Much of PNG’s governance and policy debates are centred on the politics, economics and legalities of issues.
The media has totally ignored the importance of science and technology in the developmental aspirations of PNG.
The Divine Word University, being a leading journalism training institution in PNG, hosted a National Science and Technology Conference but sadly, failed to generate sufficient media coverage.
PNG has a mammoth task at hand to
achieve the UN-sanctioned Millennium Development Goals (MDG) which also
feature prominently in Vision 2050.
We must turn to science and technology to help us achieve the short, medium and long-term goals.
Obviously, a continuous and substantial source of revenue will be required to push the development agenda to achieving Vision 2050.

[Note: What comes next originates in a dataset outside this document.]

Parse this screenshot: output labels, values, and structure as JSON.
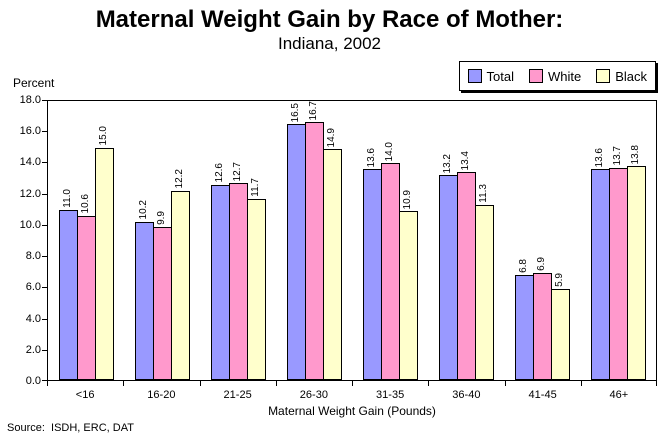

Increased rural participation through science and technology-based research and development will make the rural bulk more productive, which will in turn increase revenue for the government.
Our development strategies in the last 30 years were based on an social, legal and economic framework without any input from science and technology.
This is in sharp contrast with model economies like Malaysia which has also invested heavily in science and technology in recent years and has enjoyed the fruits of its planning.
The National Science and Technology Council, set up by the Office of Higher Education, Research, Science and Technology, should facilitate the formulation of a “National Science and Technology Policy” which will form the working document in the development of a national development strategy to achieve Vision 2050.
We also need for the government , businesses and academics to work together to share and use data.
In the interim, we must also identify measures that can be implemented immediately.
At the end of this intervention strategy, the following may be achieved:
*  A wider and diversified tax structure which would include a reduction in personal and corporate taxes;
* Increased rural participation and productivity that would also lead to lower urban migration;
* Increased science and technology-based research and development, pilot studies and technology transfer; and
*  Improved economic output and social indicators, reduction in HIV/AIDS statistics and others.
*Stewart Wossa has a masters in science and teaches chemistry at the University of Goroka. He is currently on research leave at the Australian National University.